Character is what you do when no one is looking
Saturday of the 31st Week in Ordinary Time (Cycle B)

Doug McManaman
Reproduced with Permission

“The person who is dishonest in very small matters is also dishonest in great ones”.

It has been said that character is what you do when no one is looking. That’s what I thought of when I read this verse of the gospel that speaks of being faithful in small matters, when no one is looking. And no one is looking, because they are small matters, and people generally interested in the big things. But one’s true character is revealed in the small things. Christ said that we will be judged on how we behaved in the small and apparently insignificant matters, when no one was looking--or so we thought no one was looking: “I was hungry and you gave me something to eat, I was thirsty and you gave me something to drink, I was sick and in prison and you visited me, naked and you clothed me”. They will reply: “When did we see you hungry, thirsty, naked and sick and in prison?”

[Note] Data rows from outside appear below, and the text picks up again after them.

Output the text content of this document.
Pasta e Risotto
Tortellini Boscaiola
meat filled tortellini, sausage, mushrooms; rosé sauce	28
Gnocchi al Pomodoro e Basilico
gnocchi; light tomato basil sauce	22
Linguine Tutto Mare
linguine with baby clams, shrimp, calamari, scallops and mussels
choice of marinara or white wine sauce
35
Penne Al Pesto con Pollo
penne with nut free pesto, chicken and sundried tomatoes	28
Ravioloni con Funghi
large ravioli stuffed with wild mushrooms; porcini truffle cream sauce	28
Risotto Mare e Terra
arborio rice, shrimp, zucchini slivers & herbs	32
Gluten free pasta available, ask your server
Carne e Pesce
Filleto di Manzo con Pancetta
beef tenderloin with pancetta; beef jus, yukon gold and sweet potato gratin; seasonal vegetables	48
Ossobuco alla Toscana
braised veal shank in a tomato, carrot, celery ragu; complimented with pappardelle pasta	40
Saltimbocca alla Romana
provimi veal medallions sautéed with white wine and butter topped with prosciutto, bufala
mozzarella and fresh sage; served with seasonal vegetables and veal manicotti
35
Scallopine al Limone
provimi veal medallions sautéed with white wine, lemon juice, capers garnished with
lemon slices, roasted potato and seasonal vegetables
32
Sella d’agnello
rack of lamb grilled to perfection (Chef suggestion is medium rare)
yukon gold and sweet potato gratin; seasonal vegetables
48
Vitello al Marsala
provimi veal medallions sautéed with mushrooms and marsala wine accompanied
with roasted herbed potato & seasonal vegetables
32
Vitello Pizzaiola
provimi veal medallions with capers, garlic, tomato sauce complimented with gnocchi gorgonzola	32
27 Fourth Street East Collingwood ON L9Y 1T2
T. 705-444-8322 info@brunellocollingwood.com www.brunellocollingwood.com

In other words, in our minds, no one was looking. But the Lord was looking. The wicked, those who live primarily for themselves, neglected those who are insignificant in the eyes of the world, those who are least in importance, those to whom very few pay attention. They revealed their true character to Christ, who wants nothing to do with them at the end of time. Those who belong to the light served the needs of those who are insignificant in the eyes of the world, believing all the while that no one was looking, because they too said: “When did we see you hungry, thirsty, naked, …”

Evil is always well disguised. It always hides under the façade of goodness. The truly evil among us will often appear as paragons of virtue. But as Christ said, underneath the sheep’s clothing, underneath the façade of innocence, they are wolves, and wolves look out for themselves. “You justify yourselves in the sight of others, but God knows your hearts; for what is of human esteem is an abomination in the sight of God.”

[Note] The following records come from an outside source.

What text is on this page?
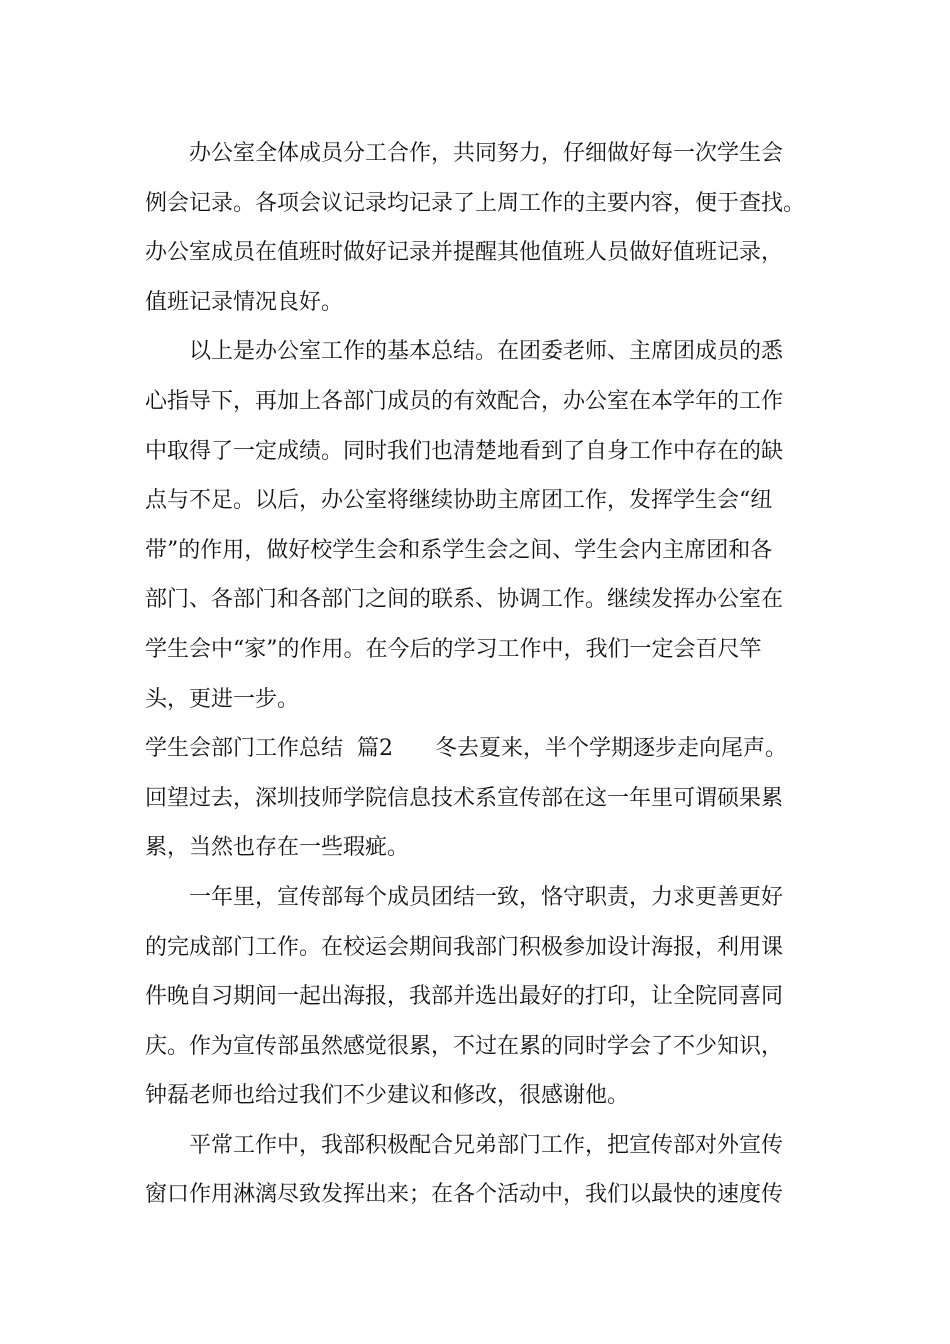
办公室全体成员分工合作，共同努力，仔细做好每一次学生会
例会记录。各项会议记录均记录了上周工作的主要内容，便于查找。
办公室成员在值班时做好记录并提醒其他值班人员做好值班记录，
值班记录情况良好。
以上是办公室工作的基本总结。在团委老师、主席团成员的悉
心指导下，再加上各部门成员的有效配合，办公室在本学年的工作
中取得了一定成绩。同时我们也清楚地看到了自身工作中存在的缺
点与不足。以后，办公室将继续协助主席团工作，发挥学生会“纽
带”的作用，做好校学生会和系学生会之间、学生会内主席团和各
部门、各部门和各部门之间的联系、协调工作。继续发挥办公室在
学生会中“家”的作用。在今后的学习工作中，我们一定会百尺竿
头，更进一步。
学生会部门工作总结  篇2      冬去夏来，半个学期逐步走向尾声。
回望过去，深圳技师学院信息技术系宣传部在这一年里可谓硕果累
累，当然也存在一些瑕疵。
一年里，宣传部每个成员团结一致，恪守职责，力求更善更好
的完成部门工作。在校运会期间我部门积极参加设计海报，利用课
件晚自习期间一起出海报，我部并选出最好的打印，让全院同喜同
庆。作为宣传部虽然感觉很累，不过在累的同时学会了不少知识，
钟磊老师也给过我们不少建议和修改，很感谢他。
平常工作中，我部积极配合兄弟部门工作，把宣传部对外宣传
窗口作用淋漓尽致发挥出来；在各个活动中，我们以最快的速度传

We, of course, do not always know the hearts of others. But Christ counsels us to be shrewd, as we saw in yesterday’s gospel. We are to be shrewd as serpents, innocent as doves. Generally speaking, we’ve lost our shrewdness, probably as a result of the influence of the Behaviourist school of psychology. And that’s something that the wolves in sheep’s clothing have achieved. They’ve managed to convince almost everyone that one must never judge, that everyone is good willed, that being a Christian means seeing only what is good in others. That is why those who have a narcissistic personality disorder, for example, make sure they are surrounded by precisely these kinds of people. That’s how they survive. In an environment in which no one is willing to see, no one is willing to judge what is evil. In the gospel, Christ did not counsel us never to judge. He said, rather, to take the plank out of your own eye, and once you have done that, then you can remove the splinter from your brother’s eye. Once your sight is unobstructed, then you can judge, certainly not the guilt of another, but the evil that you now see. The sociopath, the white-collar psychopath, and the narcissist will have nothing to do with people who are shrewd, because they see through the façade.

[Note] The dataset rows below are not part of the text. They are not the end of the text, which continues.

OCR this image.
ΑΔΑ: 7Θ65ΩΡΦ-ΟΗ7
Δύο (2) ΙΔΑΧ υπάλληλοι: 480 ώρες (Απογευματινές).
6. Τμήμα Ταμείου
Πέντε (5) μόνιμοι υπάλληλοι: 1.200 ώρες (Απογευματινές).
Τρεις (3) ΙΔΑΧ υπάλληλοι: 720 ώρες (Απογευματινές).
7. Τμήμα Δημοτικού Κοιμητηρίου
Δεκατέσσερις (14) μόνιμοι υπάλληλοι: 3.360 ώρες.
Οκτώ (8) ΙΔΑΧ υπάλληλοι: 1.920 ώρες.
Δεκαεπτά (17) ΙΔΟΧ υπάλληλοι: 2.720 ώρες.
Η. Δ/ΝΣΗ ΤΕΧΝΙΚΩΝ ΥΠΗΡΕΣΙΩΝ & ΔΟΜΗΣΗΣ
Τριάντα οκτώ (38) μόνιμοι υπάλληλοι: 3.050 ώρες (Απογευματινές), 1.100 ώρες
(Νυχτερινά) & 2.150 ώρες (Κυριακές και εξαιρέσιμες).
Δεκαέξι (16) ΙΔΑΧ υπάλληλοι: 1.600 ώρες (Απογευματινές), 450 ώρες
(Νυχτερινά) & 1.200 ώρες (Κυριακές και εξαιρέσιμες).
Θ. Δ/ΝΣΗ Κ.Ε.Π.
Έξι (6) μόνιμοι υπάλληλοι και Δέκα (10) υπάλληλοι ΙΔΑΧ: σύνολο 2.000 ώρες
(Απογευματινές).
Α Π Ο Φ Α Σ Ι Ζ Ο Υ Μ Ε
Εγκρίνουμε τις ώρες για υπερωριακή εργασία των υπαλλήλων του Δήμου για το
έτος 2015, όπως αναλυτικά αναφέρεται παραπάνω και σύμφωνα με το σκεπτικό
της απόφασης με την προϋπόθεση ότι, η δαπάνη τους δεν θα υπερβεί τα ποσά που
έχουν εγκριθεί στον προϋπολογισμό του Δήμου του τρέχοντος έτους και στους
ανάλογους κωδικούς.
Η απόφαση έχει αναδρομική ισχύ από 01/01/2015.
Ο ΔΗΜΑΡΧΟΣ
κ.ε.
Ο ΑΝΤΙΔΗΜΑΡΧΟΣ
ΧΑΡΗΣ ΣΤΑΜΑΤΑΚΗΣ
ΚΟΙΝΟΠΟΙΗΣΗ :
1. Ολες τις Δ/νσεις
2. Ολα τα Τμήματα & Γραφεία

We keep our eyesight unobstructed through purity of heart, by having an undivided heart, or an undivided love for God. You cannot serve God and wealth, as this gospel pointed out. Our entire life must be lived not for money, not for self, but entirely and completely for God. If we are rooted in the truth, who is Christ, we won’t be deceived. We’ll see clearly. We’ll be able to penetrate the disguise of those who belong to darkness and yet who appear otherwise.